Гермиона снова просит показаться, но вместо исполнения желания, чувствует, что тот надвигается на неё, заставляя пятиться назад. Невольно поддаётся, не понимая, зачем это делает, врезается в какой-то угол, а в следующую секунду ощущает, как чужие руки обхватывают, её ботинки отрываются от земли, а сама садится на ровную поверхность.
— Сиди здесь, — слышится рядом, ладони поверх прикасаются к её и разжимают, а затем внутри окутывает пустота, а скребущий гул в ушах усиливается.
Чёрные пятна во взгляде пляшут ещё сильнее, и едва ли Гермиона различает, как бездыханный гриффиндорец начинает трястись, затем его светлая шевелюра поворачивается, а с губ слетает хриплый стон. И в этот же момент она, наконец, видит Тома, наклонившегося к телу, и невольно вглядывается в его волосы, ужасно растрёпанные и настолько кудрявые, словно он только что вышел из парилки. Ей виден только профиль ангельского бесстрастного лица, но вот уголок губы дёргается, и до ушей доносится давящий шёпот:
— Очень жаль, что не она убила тебя. Умереть от удара в тысячу раз безболезненнее, чем от моей руки…
Хриплый стон проносится по всей комнате громче и оглушительнее — он ужасно сдавливает барабанные перепонки, и Гермиона медленно поднимает руки, чтобы закрыть уши, но не может дотянуться, словно только что из неё высосали все силы и оставили брошенной куклой, лишив координации.
— Зачем преследуешь её, ублюдок? — снова различает тихое шипение Тома. — Она разве что-то тебе должна? Отвечай!..
Уши закладывает ещё сильнее, как только раздаётся дикий нечеловеческий крик. Гермиона в очередной раз пытается избавиться от давящего гула, но руки непослушно вздымаются к плечам и снова ослаблено падают на колени.
Крик превращается в прерывистые стоны, и та смутно видит, как Том небрежно заламывает кисть Кормаку, с ненавистью выгибая в неестественное положение. Он снова кричит, ещё пронзительнее, чем прежде, затем судорожно выдыхает под звук шипения:
— Ты больше не подойдёшь к ней, не встретишься взглядом и даже не посмотришь в её сторону…
— К-кто ты? — сипло спрашивает Кормак, наконец, поднимая руку с пола, пытаясь схватиться в ладонь, что больно удерживает его.
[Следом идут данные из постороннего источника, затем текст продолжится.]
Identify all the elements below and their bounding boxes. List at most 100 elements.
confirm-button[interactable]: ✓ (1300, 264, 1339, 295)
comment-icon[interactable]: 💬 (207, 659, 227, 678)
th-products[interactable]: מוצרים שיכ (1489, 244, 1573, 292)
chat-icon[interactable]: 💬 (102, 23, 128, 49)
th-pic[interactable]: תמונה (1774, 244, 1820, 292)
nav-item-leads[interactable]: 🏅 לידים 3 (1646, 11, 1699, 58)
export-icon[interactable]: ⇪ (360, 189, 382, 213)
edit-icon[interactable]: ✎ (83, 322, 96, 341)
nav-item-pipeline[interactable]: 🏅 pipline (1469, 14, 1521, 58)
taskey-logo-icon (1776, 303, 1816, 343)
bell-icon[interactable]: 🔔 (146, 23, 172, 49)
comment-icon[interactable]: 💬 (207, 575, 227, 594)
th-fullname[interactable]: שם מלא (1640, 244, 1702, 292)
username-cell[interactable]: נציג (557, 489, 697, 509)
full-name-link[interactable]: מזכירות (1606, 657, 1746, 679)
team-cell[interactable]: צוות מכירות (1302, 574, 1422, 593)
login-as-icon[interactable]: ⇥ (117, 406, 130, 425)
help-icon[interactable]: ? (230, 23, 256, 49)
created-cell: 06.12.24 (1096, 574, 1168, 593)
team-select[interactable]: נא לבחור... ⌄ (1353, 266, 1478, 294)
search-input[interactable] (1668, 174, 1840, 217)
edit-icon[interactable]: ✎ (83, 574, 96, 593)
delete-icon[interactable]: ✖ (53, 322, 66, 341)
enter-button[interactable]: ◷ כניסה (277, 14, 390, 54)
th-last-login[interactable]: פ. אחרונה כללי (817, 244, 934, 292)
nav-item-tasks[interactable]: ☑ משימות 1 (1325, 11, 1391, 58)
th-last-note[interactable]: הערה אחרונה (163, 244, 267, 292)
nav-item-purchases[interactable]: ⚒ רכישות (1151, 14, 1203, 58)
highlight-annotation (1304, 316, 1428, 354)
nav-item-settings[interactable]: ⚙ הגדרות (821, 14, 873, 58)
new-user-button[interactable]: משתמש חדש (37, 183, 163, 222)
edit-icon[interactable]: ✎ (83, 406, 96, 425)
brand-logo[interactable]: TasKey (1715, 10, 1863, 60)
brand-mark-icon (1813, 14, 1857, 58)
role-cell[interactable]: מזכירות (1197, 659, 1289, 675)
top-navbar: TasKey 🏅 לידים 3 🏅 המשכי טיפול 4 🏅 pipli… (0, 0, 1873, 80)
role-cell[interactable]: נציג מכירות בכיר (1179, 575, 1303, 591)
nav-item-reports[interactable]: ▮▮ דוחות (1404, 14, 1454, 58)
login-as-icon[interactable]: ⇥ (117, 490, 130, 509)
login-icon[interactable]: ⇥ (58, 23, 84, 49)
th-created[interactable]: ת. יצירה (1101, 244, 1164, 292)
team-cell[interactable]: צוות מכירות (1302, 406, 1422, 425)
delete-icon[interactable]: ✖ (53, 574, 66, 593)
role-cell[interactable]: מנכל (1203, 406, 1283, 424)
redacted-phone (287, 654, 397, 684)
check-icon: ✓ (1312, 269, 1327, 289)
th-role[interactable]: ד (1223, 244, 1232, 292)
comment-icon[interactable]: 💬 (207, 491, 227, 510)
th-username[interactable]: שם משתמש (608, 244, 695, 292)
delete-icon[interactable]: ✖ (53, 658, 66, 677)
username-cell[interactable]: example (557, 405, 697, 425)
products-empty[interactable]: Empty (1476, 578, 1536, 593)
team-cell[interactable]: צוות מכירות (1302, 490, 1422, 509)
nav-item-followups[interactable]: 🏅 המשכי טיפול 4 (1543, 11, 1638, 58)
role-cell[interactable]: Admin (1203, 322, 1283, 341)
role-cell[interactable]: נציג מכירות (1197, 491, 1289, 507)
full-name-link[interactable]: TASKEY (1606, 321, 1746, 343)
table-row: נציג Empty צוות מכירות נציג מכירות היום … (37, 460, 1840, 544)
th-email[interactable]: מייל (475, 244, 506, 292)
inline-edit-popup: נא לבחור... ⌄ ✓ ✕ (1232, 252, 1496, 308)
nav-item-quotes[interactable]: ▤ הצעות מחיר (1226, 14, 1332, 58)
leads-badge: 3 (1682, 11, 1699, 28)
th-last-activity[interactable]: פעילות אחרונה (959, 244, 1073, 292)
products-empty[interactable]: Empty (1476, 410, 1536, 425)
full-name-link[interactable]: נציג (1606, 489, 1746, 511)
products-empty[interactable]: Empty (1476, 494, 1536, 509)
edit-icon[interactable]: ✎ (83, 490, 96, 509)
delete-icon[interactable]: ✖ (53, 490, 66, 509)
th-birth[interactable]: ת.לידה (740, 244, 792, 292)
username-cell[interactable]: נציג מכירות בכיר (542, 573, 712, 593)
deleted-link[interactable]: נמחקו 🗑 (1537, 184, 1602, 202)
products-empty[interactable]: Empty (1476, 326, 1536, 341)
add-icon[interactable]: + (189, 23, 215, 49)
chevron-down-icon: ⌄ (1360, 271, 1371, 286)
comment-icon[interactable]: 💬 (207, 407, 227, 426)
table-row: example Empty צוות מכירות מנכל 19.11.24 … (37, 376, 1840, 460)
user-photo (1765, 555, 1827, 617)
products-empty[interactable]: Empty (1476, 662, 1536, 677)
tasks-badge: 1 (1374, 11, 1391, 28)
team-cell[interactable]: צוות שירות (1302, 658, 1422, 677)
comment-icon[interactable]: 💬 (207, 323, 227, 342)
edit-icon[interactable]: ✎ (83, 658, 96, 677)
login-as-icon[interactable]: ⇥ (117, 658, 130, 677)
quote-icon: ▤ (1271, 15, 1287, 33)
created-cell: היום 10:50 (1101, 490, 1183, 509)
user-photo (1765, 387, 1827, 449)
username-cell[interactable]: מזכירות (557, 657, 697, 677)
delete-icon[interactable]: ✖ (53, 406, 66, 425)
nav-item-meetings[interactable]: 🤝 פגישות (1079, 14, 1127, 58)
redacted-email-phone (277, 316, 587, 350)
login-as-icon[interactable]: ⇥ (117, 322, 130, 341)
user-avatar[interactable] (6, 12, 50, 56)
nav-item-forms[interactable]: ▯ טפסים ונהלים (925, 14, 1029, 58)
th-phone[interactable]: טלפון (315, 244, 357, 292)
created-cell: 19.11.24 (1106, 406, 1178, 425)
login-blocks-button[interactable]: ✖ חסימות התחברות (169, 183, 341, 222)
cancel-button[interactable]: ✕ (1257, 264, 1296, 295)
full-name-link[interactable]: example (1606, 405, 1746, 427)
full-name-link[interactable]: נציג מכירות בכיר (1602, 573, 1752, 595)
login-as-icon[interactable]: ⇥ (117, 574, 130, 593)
Гермиона видит, как уголок губ поднимается вверх, а сменившийся на сладкий голос ещё тише отвечает:
— Я тот, кто убьёт тебя, если твой взгляд хотя бы мельком скользнёт по ней. И не углом об полку, а куда больнее и мучительнее. И да, я не дам тебе потерять сознание, уяснил?
Затем Том резко отшвыривает от себя кисть, поднимается на ноги и тихо фыркает:
— Кому-то расскажешь, и не успеешь моргнуть, как окажешься в моих ногах.
— Мне нужна помощь… — тихо постанывая, шепчет в ответ тот.
— Помоги себе сам, — жёстко бросает Том, отворачиваясь, и Гермиона ощущает, как от пустого взгляда в её сторону всё нутро начинает полыхать огнём.
Она останавливает на чёрных зрачках завороженный взор, больно сглатывает и таит дыхание, боясь лишний раз колыхнуть воздух, витающий между ними. От него не исходит ни одна эмоция, и Гермиона не может понять почему. Почему все эти дни и недели она прекрасно различала его настроение, состояние, а сейчас словно зияла дыра, словно действие магии прекратилось, исчерпав себя?